When I was much younger, I used to do some crazy stuff. I really enjoyed off road three wheeling—did it on a Honda 250 SX. I however, had just a tad more sense than this guy.
We were riding in a dry lake bed in Finger Lakes State Park, Columbia, Missouri. There were quite a few people riding that day, but one in particular caused us to just stop, sit back, and watch in amazement. He was riding a Suzuki QuadRacer. No Helmet, no protective gear, just jeans and a t-shirt. Like a madman, he headed his bike up this hill. Well, no, hill really isn’t the right word. It was more like the mesas in Utah. It was over 100 feet high and very steep, even at the bottom. But worse, the last 20 feet or so at the top was essentially a vertical climb. To make it onto the top you had to have enough speed at the top to push your bike into the air at least until your rear wheels cleared the top, and then hope that your arc in the air was toward the top and not away.

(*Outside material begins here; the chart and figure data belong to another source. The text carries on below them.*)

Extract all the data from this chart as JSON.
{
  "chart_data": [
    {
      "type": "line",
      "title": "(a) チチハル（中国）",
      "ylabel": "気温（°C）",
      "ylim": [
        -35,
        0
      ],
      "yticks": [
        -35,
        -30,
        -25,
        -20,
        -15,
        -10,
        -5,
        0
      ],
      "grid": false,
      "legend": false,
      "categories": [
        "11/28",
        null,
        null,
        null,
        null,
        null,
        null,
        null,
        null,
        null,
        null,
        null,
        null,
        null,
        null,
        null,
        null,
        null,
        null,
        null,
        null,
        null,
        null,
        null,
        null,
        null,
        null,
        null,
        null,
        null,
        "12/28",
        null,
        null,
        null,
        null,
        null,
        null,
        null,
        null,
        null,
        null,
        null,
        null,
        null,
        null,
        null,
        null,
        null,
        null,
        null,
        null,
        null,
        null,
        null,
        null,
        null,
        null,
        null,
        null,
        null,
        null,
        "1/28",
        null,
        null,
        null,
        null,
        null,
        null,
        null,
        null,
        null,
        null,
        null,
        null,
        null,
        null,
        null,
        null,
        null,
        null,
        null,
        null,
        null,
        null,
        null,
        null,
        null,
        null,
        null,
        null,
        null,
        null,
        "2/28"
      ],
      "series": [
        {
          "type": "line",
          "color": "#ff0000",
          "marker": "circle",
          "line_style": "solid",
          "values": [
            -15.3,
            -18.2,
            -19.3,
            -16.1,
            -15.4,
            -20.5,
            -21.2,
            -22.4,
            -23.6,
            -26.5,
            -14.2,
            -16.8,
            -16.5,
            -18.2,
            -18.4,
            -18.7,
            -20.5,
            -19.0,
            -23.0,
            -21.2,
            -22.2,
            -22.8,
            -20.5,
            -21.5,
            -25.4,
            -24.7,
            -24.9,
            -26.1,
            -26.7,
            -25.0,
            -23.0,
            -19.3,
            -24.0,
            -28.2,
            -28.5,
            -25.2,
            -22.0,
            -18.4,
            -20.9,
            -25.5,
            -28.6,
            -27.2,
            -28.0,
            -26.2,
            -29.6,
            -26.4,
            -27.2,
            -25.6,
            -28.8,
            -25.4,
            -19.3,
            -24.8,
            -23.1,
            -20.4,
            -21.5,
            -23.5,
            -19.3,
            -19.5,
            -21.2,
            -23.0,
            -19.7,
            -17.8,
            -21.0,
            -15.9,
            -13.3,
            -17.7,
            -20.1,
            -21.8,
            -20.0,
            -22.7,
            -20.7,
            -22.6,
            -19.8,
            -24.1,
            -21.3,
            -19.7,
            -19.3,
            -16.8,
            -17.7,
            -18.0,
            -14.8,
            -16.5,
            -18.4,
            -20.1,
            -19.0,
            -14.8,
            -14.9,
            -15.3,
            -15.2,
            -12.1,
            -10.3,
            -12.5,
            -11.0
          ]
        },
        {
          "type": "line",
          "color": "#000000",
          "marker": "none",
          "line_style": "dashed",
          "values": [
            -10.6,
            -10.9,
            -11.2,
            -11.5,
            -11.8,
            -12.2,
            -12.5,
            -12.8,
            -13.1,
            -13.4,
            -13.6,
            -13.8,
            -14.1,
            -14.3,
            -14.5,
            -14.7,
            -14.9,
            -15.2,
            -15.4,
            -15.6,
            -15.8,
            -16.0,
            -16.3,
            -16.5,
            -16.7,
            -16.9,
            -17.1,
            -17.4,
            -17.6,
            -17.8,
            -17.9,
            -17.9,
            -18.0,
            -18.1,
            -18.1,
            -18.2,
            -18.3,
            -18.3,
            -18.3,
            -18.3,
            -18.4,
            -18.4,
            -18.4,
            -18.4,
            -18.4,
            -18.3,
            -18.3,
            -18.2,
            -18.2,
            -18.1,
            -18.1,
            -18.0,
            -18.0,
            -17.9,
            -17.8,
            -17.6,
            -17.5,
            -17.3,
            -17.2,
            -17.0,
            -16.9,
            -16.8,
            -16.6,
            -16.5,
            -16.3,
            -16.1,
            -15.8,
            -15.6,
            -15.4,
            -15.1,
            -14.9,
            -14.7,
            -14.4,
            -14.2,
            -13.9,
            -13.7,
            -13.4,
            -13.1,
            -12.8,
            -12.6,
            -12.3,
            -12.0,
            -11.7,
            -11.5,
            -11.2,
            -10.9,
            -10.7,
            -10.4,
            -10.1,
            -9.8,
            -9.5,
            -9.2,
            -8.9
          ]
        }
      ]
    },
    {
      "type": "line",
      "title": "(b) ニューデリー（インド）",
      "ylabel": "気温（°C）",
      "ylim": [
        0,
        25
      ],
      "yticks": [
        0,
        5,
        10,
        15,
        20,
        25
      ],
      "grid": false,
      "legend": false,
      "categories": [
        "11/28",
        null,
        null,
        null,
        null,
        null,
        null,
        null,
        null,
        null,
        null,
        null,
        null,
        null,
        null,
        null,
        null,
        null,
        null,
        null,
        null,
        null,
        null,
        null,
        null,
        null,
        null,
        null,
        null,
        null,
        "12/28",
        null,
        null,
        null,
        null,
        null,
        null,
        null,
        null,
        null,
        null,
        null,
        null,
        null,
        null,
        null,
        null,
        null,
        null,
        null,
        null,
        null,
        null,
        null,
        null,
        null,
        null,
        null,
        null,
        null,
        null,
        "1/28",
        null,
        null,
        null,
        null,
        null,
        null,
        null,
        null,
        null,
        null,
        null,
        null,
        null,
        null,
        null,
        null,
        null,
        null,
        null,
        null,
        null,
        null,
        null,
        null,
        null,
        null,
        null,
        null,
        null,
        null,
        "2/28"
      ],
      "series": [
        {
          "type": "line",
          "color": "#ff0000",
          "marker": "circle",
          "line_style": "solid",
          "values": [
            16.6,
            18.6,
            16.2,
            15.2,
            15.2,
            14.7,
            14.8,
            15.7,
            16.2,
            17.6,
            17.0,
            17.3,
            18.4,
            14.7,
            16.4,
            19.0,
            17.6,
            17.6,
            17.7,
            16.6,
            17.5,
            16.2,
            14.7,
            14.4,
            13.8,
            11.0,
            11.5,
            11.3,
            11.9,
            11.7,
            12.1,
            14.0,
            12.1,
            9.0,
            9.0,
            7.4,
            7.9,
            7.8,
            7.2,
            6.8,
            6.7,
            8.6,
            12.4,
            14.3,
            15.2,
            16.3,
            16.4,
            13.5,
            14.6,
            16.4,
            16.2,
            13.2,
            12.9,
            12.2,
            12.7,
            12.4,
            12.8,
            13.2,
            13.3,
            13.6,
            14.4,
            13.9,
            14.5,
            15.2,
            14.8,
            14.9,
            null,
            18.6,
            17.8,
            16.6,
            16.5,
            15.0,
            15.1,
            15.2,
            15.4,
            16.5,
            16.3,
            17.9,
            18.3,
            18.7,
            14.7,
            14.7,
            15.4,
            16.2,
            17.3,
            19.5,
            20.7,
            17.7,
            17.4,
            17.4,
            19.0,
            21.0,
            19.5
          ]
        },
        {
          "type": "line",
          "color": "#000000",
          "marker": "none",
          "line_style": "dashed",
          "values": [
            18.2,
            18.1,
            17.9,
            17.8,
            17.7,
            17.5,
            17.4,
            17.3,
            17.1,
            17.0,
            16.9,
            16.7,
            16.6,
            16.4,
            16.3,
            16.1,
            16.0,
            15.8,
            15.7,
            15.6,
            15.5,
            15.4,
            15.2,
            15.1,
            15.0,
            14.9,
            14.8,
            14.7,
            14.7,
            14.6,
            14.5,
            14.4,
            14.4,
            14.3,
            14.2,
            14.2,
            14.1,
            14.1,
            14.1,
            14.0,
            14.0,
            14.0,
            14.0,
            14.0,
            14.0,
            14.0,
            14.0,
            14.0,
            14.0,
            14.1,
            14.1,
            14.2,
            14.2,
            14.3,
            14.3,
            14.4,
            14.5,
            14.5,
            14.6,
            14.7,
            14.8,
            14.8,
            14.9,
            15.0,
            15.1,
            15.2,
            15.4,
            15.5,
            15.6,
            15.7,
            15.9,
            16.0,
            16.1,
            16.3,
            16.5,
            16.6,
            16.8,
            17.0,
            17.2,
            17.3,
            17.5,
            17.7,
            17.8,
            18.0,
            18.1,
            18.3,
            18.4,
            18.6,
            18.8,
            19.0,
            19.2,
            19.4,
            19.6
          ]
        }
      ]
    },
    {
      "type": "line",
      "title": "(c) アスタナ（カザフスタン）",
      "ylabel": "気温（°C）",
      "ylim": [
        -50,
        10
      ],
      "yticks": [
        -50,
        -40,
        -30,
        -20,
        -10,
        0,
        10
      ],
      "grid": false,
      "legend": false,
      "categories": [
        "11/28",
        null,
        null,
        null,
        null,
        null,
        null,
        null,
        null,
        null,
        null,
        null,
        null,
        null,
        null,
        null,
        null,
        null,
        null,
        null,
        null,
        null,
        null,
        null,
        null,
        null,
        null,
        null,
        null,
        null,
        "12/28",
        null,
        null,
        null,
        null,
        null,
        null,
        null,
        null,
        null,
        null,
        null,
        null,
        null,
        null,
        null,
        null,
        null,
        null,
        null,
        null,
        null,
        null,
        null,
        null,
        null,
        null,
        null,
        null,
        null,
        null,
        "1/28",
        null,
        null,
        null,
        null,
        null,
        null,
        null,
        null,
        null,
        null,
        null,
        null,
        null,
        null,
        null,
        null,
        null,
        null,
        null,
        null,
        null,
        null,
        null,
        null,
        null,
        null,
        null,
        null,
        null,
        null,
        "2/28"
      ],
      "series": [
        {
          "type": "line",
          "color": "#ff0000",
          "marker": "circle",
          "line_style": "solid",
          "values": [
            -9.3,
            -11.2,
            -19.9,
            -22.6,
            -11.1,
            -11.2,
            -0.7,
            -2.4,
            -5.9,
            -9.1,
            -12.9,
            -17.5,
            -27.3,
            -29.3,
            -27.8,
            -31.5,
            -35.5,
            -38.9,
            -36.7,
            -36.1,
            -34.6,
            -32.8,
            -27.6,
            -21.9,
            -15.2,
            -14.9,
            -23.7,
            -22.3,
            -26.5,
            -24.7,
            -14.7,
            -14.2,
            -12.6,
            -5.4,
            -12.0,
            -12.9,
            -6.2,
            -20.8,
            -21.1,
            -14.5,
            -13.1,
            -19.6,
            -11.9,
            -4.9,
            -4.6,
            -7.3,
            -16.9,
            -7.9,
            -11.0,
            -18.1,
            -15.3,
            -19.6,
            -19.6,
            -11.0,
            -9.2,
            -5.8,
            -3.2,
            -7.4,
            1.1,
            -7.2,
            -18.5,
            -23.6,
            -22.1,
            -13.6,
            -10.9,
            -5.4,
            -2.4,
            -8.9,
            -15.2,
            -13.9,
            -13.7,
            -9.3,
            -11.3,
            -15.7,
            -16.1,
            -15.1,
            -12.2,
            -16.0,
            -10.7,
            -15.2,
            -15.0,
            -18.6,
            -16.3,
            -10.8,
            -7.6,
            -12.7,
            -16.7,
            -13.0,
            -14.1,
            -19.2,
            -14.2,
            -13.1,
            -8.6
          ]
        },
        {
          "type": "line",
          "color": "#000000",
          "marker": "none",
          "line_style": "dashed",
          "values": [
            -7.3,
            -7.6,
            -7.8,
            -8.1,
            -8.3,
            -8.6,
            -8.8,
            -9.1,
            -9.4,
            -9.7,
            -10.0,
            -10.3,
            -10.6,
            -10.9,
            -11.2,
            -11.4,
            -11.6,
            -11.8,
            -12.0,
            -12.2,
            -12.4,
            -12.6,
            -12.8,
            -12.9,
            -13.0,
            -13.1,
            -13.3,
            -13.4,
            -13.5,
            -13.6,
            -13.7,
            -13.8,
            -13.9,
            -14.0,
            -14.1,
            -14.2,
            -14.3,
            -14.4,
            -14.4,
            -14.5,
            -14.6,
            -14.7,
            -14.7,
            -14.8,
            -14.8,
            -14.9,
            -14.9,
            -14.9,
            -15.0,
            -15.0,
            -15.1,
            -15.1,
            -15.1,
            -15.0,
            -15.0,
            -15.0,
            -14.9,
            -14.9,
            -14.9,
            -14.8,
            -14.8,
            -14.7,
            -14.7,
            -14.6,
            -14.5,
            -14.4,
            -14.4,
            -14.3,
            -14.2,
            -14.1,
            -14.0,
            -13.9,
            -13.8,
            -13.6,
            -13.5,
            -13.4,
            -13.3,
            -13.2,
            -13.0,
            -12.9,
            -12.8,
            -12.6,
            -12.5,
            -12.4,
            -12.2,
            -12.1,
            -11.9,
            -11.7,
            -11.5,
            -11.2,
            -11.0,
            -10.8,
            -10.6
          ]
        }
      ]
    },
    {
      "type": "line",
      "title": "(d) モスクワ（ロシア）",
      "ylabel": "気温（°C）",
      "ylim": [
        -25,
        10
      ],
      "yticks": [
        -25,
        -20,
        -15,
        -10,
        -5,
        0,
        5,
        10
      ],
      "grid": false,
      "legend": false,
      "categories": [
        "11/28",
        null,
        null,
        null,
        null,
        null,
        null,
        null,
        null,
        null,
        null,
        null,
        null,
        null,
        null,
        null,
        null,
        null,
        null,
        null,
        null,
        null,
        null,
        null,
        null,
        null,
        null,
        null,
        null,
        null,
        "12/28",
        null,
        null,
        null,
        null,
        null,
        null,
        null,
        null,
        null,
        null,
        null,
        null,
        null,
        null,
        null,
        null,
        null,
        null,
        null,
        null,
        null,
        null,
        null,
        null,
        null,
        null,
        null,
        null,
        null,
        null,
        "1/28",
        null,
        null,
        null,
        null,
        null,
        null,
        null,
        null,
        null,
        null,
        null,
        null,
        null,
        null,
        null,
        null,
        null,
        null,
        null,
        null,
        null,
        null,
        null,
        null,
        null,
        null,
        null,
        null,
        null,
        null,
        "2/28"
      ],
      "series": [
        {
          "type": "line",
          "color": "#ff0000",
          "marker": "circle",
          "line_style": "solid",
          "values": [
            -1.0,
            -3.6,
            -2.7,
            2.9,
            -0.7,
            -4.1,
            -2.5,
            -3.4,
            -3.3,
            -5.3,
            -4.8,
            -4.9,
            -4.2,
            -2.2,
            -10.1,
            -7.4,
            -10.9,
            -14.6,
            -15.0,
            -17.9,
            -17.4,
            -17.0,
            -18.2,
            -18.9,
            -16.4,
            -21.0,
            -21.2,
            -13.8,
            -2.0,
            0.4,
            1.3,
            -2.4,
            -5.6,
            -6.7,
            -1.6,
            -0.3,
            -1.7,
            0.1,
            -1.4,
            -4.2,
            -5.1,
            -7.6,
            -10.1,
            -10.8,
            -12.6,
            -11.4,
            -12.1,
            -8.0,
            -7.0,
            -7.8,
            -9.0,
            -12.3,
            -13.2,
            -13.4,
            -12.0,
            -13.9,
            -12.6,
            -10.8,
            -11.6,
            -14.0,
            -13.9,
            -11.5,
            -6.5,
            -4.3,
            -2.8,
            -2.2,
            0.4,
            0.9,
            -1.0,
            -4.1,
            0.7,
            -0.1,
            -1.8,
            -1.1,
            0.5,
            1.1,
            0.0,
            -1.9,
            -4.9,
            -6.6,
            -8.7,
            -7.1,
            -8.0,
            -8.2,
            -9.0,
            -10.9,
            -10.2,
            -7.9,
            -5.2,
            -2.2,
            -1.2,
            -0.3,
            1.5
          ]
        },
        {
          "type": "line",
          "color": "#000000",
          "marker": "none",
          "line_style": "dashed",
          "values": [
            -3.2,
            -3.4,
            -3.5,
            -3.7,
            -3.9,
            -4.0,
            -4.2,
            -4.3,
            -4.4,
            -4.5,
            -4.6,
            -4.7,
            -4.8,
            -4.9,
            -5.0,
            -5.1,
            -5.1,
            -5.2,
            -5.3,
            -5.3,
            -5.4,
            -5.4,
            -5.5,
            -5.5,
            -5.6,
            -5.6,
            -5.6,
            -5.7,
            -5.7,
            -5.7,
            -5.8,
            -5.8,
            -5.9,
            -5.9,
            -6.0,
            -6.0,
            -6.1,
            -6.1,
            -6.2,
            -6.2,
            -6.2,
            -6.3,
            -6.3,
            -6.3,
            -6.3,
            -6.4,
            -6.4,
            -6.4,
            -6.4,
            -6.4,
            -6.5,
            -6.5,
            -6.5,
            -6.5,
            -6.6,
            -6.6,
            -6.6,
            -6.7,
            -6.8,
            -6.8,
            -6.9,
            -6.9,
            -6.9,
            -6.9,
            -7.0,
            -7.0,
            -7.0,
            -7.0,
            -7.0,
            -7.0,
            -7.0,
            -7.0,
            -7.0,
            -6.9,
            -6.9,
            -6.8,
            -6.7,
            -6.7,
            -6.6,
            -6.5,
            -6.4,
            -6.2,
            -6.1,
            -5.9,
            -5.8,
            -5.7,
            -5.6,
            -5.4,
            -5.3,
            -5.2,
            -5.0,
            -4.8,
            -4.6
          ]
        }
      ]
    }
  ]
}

He did pretty good…until he lost his forward momentum. Both he and the bike quite dramatically tumbled and rolled back down the side of the hill. That should have been it, but no, he set his bike back on its wheels and immediately took off up the hill, again. And then, that’s right, he and the bike came tumbling back down the hill, again. That gave him pause. He looked at the bike, looked up the hill, looked at the bike, looked up the hill, then flipped his bike right side up and sped toward the top, again.
Amazingly, this time he made it. He however, had shown wanton disregard for his safety and for the preservation of his bike. It was totally crazy. And yet, as with many things, there is another hand. The positive that you can take away from this story is that he displayed a dogged determination to accomplish his goal.
It is with this dogged determination that we must face the trials in our lives. When we lose our forward momentum, we may crash and burn, but we get up and try again. We cannot stop when we fear we might not make it. We cannot back away just because we fear getting hurt. We cannot look at our situation and conclude that we are too exposed or unprotected to go on. We may pause to consider, but we cannot concede. We must take life as it comes, and never give up, never give in.